Скажите, это грех? Я за это попаду в ад?

Спасибо

P.S. Я сама в шоке

----------


## Ананда Радхика дд (RNS)

Харе Кришна, дорогая Екатерина. 
Примите мои поклоны.
Хочу принести извинения, что Вы так долго ожидали ответа. Нам понадобилось какое-то время, что бы найти замену Вирочане прабху. В связи с его большой загруженностью, теперь этим служением буду заниматься я.
Если это еще актуально, я постараюсь ответить на Ваш вопрос.

И для начала, я хотела бы поблагодарить Вас за доверие и Вашу искренность. Чувствую, что для Вас этот вопрос очень важен. Чтож.. предлагаю нам вместе найти ответ на него!  :smilies: 

Для начала, давайте посмотрим, что об этом говорит сам Шрила Прабхупада.
Сатсварупа Дас Госвами в своей книге «Нектар Прабхупады» упоминает беседу Хари Шаури прабху и Шрилы Прабхупада, в которой Шрила Прабхупада говорит, что «сны - это впечатления, накапливающиеся в уме, они также могут исходить из прошлых жизней. Он сказал, что, хотя вещи во сне кажутся реальными, сны сами по себе иллюзорны». То есть Шрила Прабхупада говорил, что в основном сон это бессмыслица.

Иногда, конечно, Господь являя лилу, может являться к преданным во сне. Есть такие примеры в жизни наших ачарьев и других возвышенных преданных, но Шрила Прабхупада и наши Духовные Учителя говорят, что мы не должны воспринимать сны серьезно и опираться на них в нашей духовной практике.

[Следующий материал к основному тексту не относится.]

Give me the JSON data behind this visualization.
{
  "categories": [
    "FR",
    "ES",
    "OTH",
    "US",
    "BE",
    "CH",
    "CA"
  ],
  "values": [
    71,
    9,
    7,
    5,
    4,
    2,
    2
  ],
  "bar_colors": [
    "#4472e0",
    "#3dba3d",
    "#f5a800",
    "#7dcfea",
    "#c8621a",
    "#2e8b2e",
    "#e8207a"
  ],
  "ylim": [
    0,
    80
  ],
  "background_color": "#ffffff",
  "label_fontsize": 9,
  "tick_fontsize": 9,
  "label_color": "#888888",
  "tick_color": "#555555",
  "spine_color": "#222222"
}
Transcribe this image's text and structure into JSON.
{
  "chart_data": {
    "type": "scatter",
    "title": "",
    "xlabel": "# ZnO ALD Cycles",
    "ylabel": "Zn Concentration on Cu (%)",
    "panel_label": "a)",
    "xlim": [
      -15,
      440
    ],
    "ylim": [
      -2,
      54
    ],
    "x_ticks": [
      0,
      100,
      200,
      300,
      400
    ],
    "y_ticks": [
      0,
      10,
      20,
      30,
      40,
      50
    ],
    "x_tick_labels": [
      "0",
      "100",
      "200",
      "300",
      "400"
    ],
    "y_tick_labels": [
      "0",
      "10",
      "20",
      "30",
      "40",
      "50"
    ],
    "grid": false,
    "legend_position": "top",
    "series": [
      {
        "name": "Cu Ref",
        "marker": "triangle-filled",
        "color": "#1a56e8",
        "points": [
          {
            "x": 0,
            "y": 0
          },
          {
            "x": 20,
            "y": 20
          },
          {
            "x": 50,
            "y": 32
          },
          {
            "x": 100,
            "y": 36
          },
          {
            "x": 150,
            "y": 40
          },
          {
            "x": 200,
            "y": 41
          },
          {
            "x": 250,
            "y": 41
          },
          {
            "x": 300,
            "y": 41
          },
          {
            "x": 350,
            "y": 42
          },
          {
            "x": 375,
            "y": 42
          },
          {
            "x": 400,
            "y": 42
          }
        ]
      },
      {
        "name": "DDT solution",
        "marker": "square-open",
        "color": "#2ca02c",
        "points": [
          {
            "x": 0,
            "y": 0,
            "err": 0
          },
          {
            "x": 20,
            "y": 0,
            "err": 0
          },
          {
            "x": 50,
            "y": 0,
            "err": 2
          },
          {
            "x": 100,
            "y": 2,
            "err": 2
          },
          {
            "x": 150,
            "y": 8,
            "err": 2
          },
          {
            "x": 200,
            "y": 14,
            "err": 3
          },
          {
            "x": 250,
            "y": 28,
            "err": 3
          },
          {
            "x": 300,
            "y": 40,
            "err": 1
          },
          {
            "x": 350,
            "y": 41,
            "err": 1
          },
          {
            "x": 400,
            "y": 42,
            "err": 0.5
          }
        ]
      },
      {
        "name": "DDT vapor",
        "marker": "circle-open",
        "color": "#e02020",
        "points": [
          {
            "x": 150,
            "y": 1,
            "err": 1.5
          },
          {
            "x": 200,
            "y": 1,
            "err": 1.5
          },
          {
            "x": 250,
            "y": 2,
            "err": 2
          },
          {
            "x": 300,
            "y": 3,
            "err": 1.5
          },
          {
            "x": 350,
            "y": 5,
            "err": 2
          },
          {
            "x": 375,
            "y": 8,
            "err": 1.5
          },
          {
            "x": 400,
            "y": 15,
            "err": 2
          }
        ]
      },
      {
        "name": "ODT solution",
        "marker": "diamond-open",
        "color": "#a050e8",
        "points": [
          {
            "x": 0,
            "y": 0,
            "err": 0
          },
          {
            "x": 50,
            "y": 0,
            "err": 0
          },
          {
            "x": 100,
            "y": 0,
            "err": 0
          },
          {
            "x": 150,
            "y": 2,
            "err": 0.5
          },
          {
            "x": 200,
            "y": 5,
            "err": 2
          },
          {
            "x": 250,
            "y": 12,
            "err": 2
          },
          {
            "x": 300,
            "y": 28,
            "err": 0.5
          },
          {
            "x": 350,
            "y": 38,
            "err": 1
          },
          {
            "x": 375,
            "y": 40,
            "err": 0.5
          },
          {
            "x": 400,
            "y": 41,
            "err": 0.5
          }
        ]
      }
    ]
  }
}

Наша задача просто продолжать следовать нашим обетам.

Это первый момент.

Второе.. Вы говорили, что этот сон это, возможно, грех, за который придётся страдать. Что ж, тогда я хотела бы сказать, что мы порой даже не представляем, сколько уже грехов совершили в этой и прошлой жизнях. Но тот факт, что Вы произносите имя Кришны (а Вы написали Его имя в своем письме), означает, что Господь взял Вас под личную опеку, и Вы по Его милости уже «встали под душ», а значит рано или поздно будете чисты.

Есть история про охотника Мригари и Нараду Муни. Этот охотник был настолько жестоким, что его уж точно ждал ад. Увидев его Нарада Муни почувствовал сострадание, и рассказал охотнику о том, что ожидает его за все его зверства. Испуганный Мригари взмолился о помощи. И тогда Нарада Муни дал ему Святое Имя Господа, сказав, что охотник так сможет очиститься. Но, Мригари был настолько падшим, что НЕ МОГ даже раз произнести Имя Бога. В итоге, Нарада Муни нашел выход и попросил Мригари повторять имя Смерти: МА-РА.. МА-РА-МА-РА.. охотник даже не заметил как стал повторять имя РАМА.  Он полностью очистился и стал великим святым и преданным.

Представляете?
Он не мог вначале даже имя произнести. А Вы можете! Это означает, что и у вас тем более есть шанс. Не важно, что было в прошлом. Во сне или реальности.

Поэтому, если Вы продолжите искренне свою духовную практику, если будете верить в процесс, то никакие прошлые грехи  (во снах или реальности) не сумеют препятствовать Вам на пути к Вашей цели.
Надеюсь, я сумела ответить на Ваш вопрос. 
Буду благодарна, если  Вы откликнетесь, и скажете, было ли что-то ценным для Вас из того, что я написала.

С наилучшими пожеланиями,
Ваша слуга,
Ананда Радхика дд

----------